National Climate Report - January 1999
NCEI added Alaska climate divisions to its nClimDiv dataset on Friday, March 6, 2015, coincident with the release of the February 2015 monthly monitoring report. For more information on this data, please visit the Alaska Climate Divisions FAQ.
Preliminary data for January 1999 indicate that temperature average across the contiguous United States was above the long-term mean ranking as the 13th warmest January since 1895. Nearly 16% of the country was much warmer than normal while about 0% of the country was much cooler than normal.
The national temperature index expresses temperature departure from the 60-year mean in terms of standard deviations. Each year's value is computed by standardizing the temperature for each of 344 climate divisions in the U.S. by using their 1931-90 mean and standard deviation, then weighting these divisional values by area.
These area-weighted values are then normalized over the period of record. Positive values are warmer and negative values are cooler than the mean. The preliminary national standardized temperature index ranked January 1999 as the 10th warmest such month on record.
January 1999 was the 13th wettest such month since 1895, based on preliminary data. Nearly 18% of the country was much wetter than normal while about six percent of the country was much drier than normal.
The national precipitation index expresses precipitation departure from the 60-year mean in terms of standard deviations. Each year's value is computed by standardizing the annual precipitation in each of 344 climate divisions across the U.S. using the gamma distribution over the 1931-90 period. The gamma statistical distribution takes into account heavy precipitation years and extremely dry years in the historical record (in mathematical parlance, "a zero-bounded skewed distribution"). These gamma-standardized divisional values are then weighted by area and averaged to determine a national standardized value for each year.
These national values are normalized over the period of record. Negative values are drier and positive values are wetter than the mean. This index gives a more accurate indication of how precipitation across the country compares to the local normal (60-year average) climate.
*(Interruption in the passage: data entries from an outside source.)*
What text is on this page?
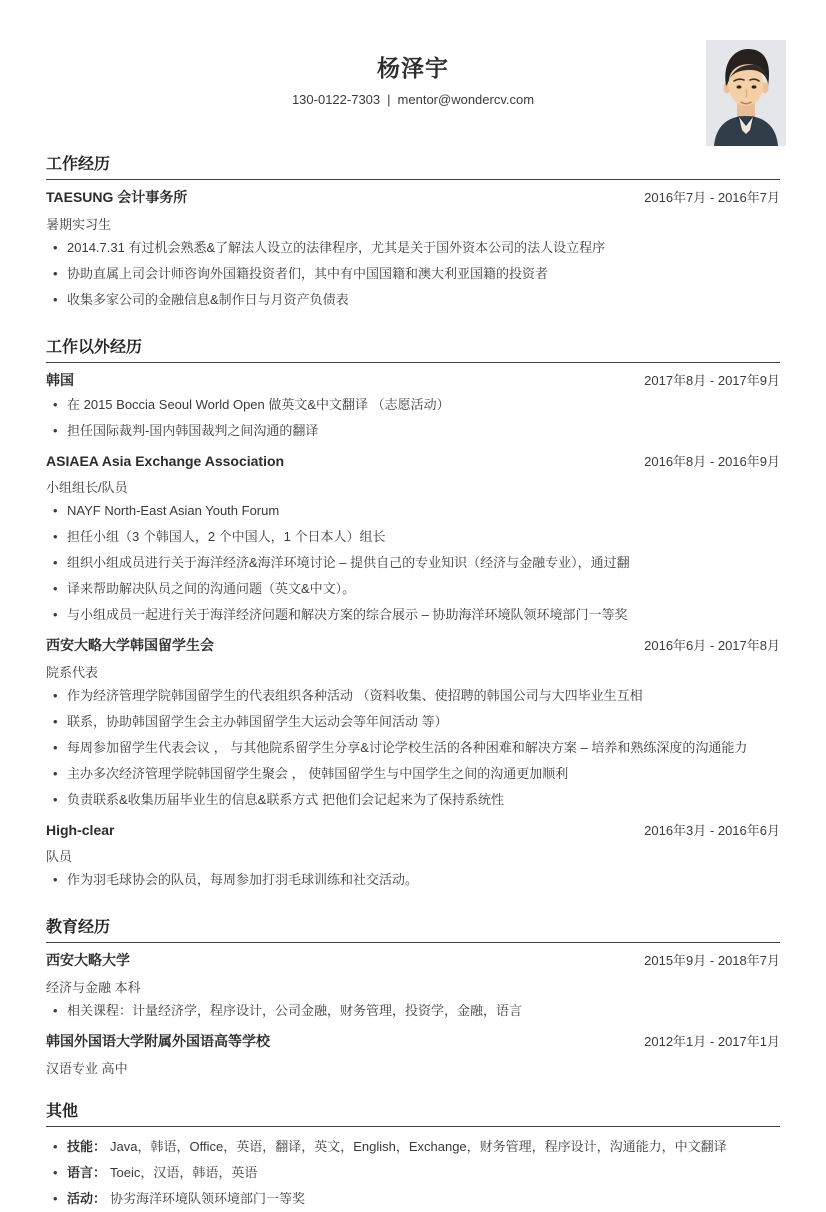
杨泽宇
130-0122-7303 | mentor@wondercv.com
工作经历
TAESUNG 会计事务所	2016年7月 - 2016年7月
暑期实习生
• 2014.7.31 有过机会熟悉&了解法人设立的法律程序，尤其是关于国外资本公司的法人设立程序
• 协助直属上司会计师咨询外国籍投资者们，其中有中国国籍和澳大利亚国籍的投资者
• 收集多家公司的金融信息&制作日与月资产负债表
工作以外经历
韩国	2017年8月 - 2017年9月
• 在 2015 Boccia Seoul World Open 做英文&中文翻译 （志愿活动）
• 担任国际裁判-国内韩国裁判之间沟通的翻译
ASIAEA Asia Exchange Association	2016年8月 - 2016年9月
小组组长/队员
• NAYF North-East Asian Youth Forum
• 担任小组（3 个韩国人，2 个中国人，1 个日本人）组长
• 组织小组成员进行关于海洋经济&海洋环境讨论 – 提供自己的专业知识（经济与金融专业），通过翻
• 译来帮助解决队员之间的沟通问题（英文&中文）。
• 与小组成员一起进行关于海洋经济问题和解决方案的综合展示 – 协助海洋环境队领环境部门一等奖
西安大略大学韩国留学生会	2016年6月 - 2017年8月
院系代表
• 作为经济管理学院韩国留学生的代表组织各种活动 （资料收集、使招聘的韩国公司与大四毕业生互相
• 联系，协助韩国留学生会主办韩国留学生大运动会等年间活动 等）
• 每周参加留学生代表会议 ， 与其他院系留学生分享&讨论学校生活的各种困难和解决方案 – 培养和熟练深度的沟通能力
• 主办多次经济管理学院韩国留学生聚会 ， 使韩国留学生与中国学生之间的沟通更加顺利
• 负责联系&收集历届毕业生的信息&联系方式 把他们会记起来为了保持系统性
High-clear	2016年3月 - 2016年6月
队员
• 作为羽毛球协会的队员，每周参加打羽毛球训练和社交活动。
教育经历
西安大略大学	2015年9月 - 2018年7月
经济与金融 本科
• 相关课程：计量经济学，程序设计，公司金融，财务管理，投资学，金融，语言
韩国外国语大学附属外国语高等学校	2012年1月 - 2017年1月
汉语专业 高中
其他
• 技能： Java，韩语，Office，英语，翻译，英文，English，Exchange，财务管理，程序设计，沟通能力，中文翻译
• 语言： Toeic，汉语，韩语，英语
• 活动： 协劣海洋环境队领环境部门一等奖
The preliminary national standardized precipitation index ranked January 1999 as the 18th wettest such month on record. This standardized z-score is estimated to be accurate to within 0.256 index units.
Based on preliminary data from the National Weather Service Storm Prediction Center the count of 169 tornadoes for January 1999 set a U.S. January tornado record. The January 1999 value was ten times the 1953-1998 average January tornado count of 16 and three times the previous January record of 52 tornadoes which was set back in 1975. The weather pattern took on a spring-like flavor during parts of January with a series of fast moving storms coming in from the Pacific which spawned the record number of January tornadoes.
Three significant tornado outbreaks occurred with a preliminary total of 121 tornadoes reported resulting in 19 deaths. The first outbreak occurred on January 2 in southeast Texas and along the western Gulf coast, the second outbreak occurred on January 17 in Tennessee, and the third on January 21-22, again mostly in Arkansas and Tennessee areas. More details are available in the "Extremes" section of this report.
It should be pointed out that the preliminary tornado count is traditionally higher than the final count and that the tornado observations have generally improved with time as better observing practices and instrumentation (especially weather radar and satellites) were utilized.
Current data are based on preliminary reports from River Forecast Center stations and First and Second Order airport stations obtained from the National Weather Service (NWS) Climate Prediction Center and real time Global Telecommunications System (GTS) monthly CLIMAT summaries. THE CURRENT DATA SHOULD BE USED WITH CAUTION. These preliminary data are useful for estimating how current anomalies compare to the historical record, however the actual values and rankings for the current year may change as the final data arrive at NCDC and are processed.
The following NCDC datasets are used for the historical U.S. data: the climate division drought database (TD-9640), and the hurricane datasets (TD-9636 and TD-9697). It should be noted that the climate division drought database consists of monthly data for 344 climate divisions in the contiguous United States. These divisional values are calculated from the 6000+ station Cooperative Observer network.